On MSNBC, the elevator crisis was a financial story.

“The New York Stock Exchange has closed three hours before the ringing of the bell,” one analyst said. “The business of the city has effectively ground to a halt. Millions of dollars are being lost every second that this goes on. Mayor Richard Headley has created a panic. He needs to get back out there in front of the cameras and come up with something better than ‘I don’t know’ and ‘We’re shutting down the elevators.’ This has to be the most astonishing example of incompetence I have ever seen.”

The only group alleged to have taken responsibility for anything that had happened in New York in the previous three days was the U.S.-based Flyovers, and even its connection to the taxi bombing had not been independently confirmed. But that did not stop many individuals, including more than a few politicians at very senior levels, from arguing that this was more evidence that America needed to curb immigration and tighten its borders.

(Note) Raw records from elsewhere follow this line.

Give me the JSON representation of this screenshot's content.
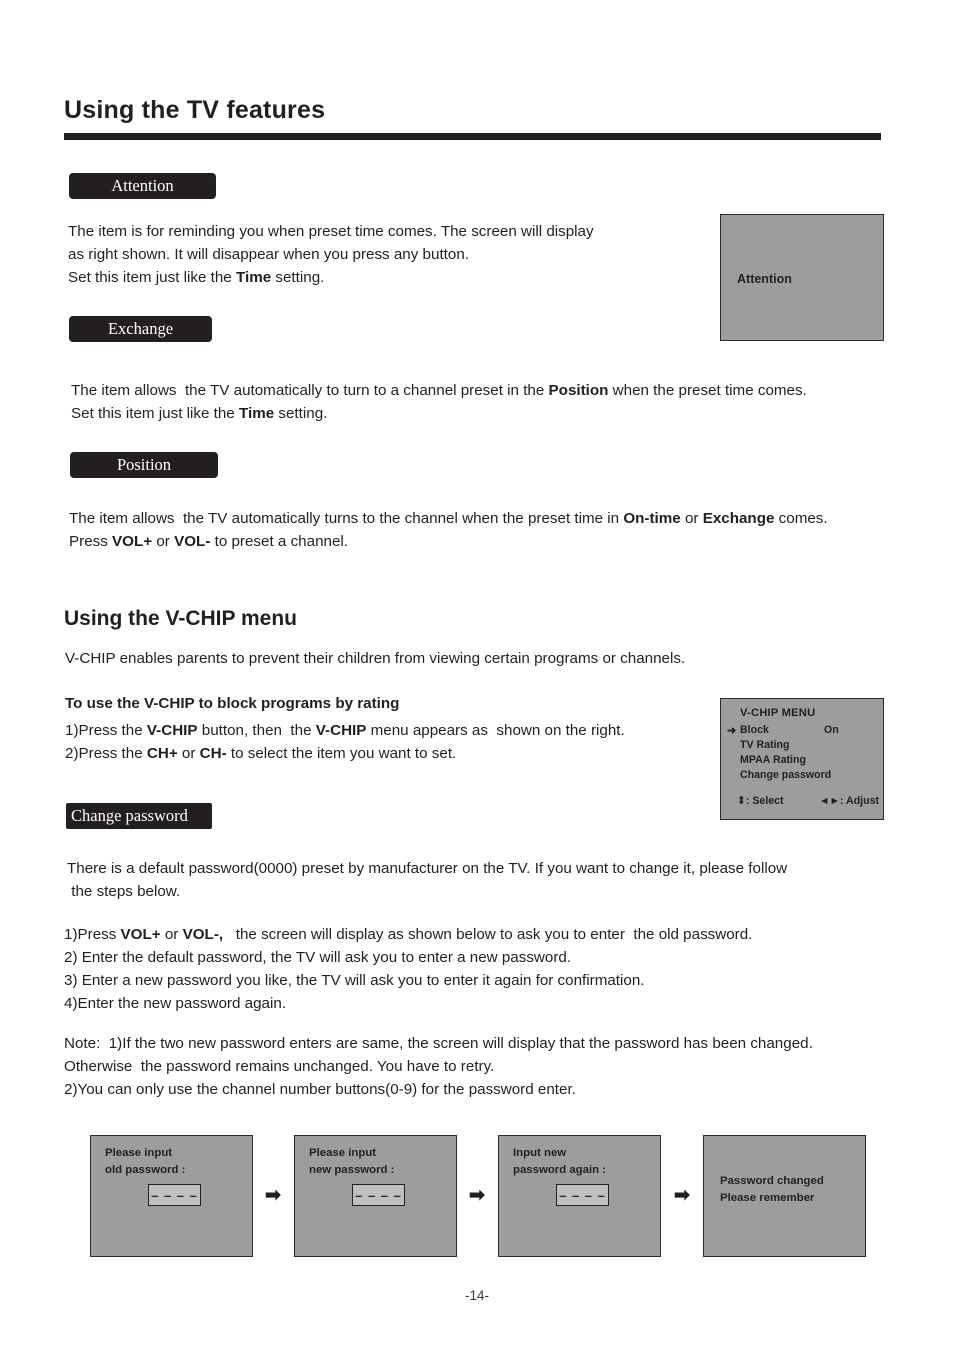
{
  "document": {
    "title": "Using the TV features",
    "page_number": "-14-"
  },
  "colors": {
    "ink": "#231f20",
    "screen_gray": "#9d9d9d",
    "field_gray": "#bfbfbf",
    "page_bg": "#ffffff"
  },
  "sections": {
    "attention": {
      "chip_label": "Attention",
      "body_lines": [
        "The item is for reminding you when preset time comes. The screen will display",
        "as right shown. It will disappear when you press any button.",
        "Set this item just like the <b>Time</b> setting."
      ],
      "screen": {
        "label": "Attention"
      }
    },
    "exchange": {
      "chip_label": "Exchange",
      "body_lines": [
        "The item allows  the TV automatically to turn to a channel preset in the <b>Position</b> when the preset time comes.",
        "Set this item just like the <b>Time</b> setting."
      ]
    },
    "position": {
      "chip_label": "Position",
      "body_lines": [
        "The item allows  the TV automatically turns to the channel when the preset time in <b>On-time</b> or <b>Exchange</b> comes.",
        "Press <b>VOL+</b> or <b>VOL-</b> to preset a channel."
      ]
    },
    "vchip": {
      "heading": "Using the V-CHIP menu",
      "intro": "V-CHIP enables parents to prevent their children from viewing certain programs or channels.",
      "howto_title": "To use the V-CHIP  to block programs by rating",
      "steps": [
        "1)Press the <b>V-CHIP</b> button, then  the <b>V-CHIP</b> menu appears as  shown on the right.",
        "2)Press the <b>CH+</b> or <b>CH-</b> to select the item you want to set."
      ],
      "menu": {
        "title": "V-CHIP MENU",
        "selected_index": 0,
        "selector_glyph": "➜",
        "items": [
          {
            "label": "Block",
            "value": "On"
          },
          {
            "label": "TV Rating",
            "value": ""
          },
          {
            "label": "MPAA Rating",
            "value": ""
          },
          {
            "label": "Change password",
            "value": ""
          }
        ],
        "footer": {
          "select_glyph": "⬍",
          "select_label": ": Select",
          "adjust_glyph": "◄►",
          "adjust_label": ": Adjust"
        }
      }
    },
    "change_password": {
      "chip_label": "Change password",
      "intro_lines": [
        "There is a default password(0000) preset by manufacturer on the TV. If you want to change it, please follow",
        " the steps below."
      ],
      "steps": [
        "1)Press <b>VOL+</b> or <b>VOL-,</b>   the screen will display as shown below to ask you to enter  the old password.",
        "2) Enter the default password, the TV will ask you to enter a new password.",
        "3) Enter a new password you like, the TV will ask you to enter it again for confirmation.",
        "4)Enter the new password again."
      ],
      "note_lines": [
        "Note:  1)If the two new password enters are same, the screen will display that the password has been changed.",
        "Otherwise  the password remains unchanged. You have to retry.",
        "2)You can only use the channel number buttons(0-9) for the password enter."
      ],
      "flow": {
        "arrow_glyph": "➡",
        "screens": [
          {
            "text": "Please input\nold password  :",
            "field_value": "– – – –",
            "has_field": true,
            "center": false
          },
          {
            "text": "Please input\nnew password  :",
            "field_value": "– – – –",
            "has_field": true,
            "center": false
          },
          {
            "text": "Input new\npassword again  :",
            "field_value": "– – – –",
            "has_field": true,
            "center": false
          },
          {
            "text": "Password changed\nPlease remember",
            "field_value": "",
            "has_field": false,
            "center": true
          }
        ]
      }
    }
  }
}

“We cannot,” said one bombastic talk radio host, “allow these illegals into our country to wage war on us. But yet, that’s what we do! Just how stupid are we, ladies and gentlemen?”

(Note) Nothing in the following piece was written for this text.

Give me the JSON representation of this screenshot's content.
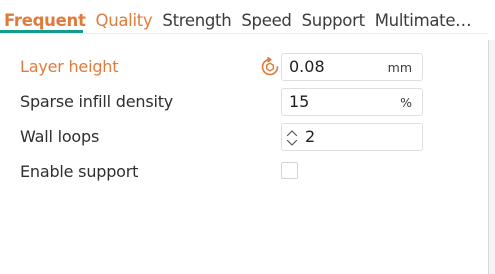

Nearly every TV channel — with the possible exceptions of those devoted to weather updates, cartoons, and repeats of The Big Bang Theory — was featuring nonstop talking heads offering plenty of opinions based on almost no information whatsoever.

In that sense, it was pretty much like any other day.

Forty-Four

Barbara had not left the City Hall media room after the mayor’s statement. She’d taken a chair in a back corner, sat down, and written her piece with her two amazing thumbs. The room had pretty much cleared out, but reporters started filing back in when word got out that the mayor’s son was going to make a follow-up statement. So Barbara was already sitting there when Glover went to the podium to announce the mayor’s decision to shut down all city elevators.

“Holy shit,” Barbara said under her breath. The magnitude of this story was growing exponentially by the hour.

She wasn’t surprised Headley had sent the boy to deliver this latest bulletin. The mayor had done enough damage to himself in his earlier appearance when, in response to Barbara’s question, he could not say whether it was safe to ride a New York elevator. Glover’s statement had pretty much made it clear that the answer was no.

Glover declined to take questions after making the announcement, but as he tried to escape the room he was cornered by several news crews and reporters shouting out more questions. He kept raising his hand in front of his face, as much to keep the blinding lights out of his eyes as to keep the media hounds at bay.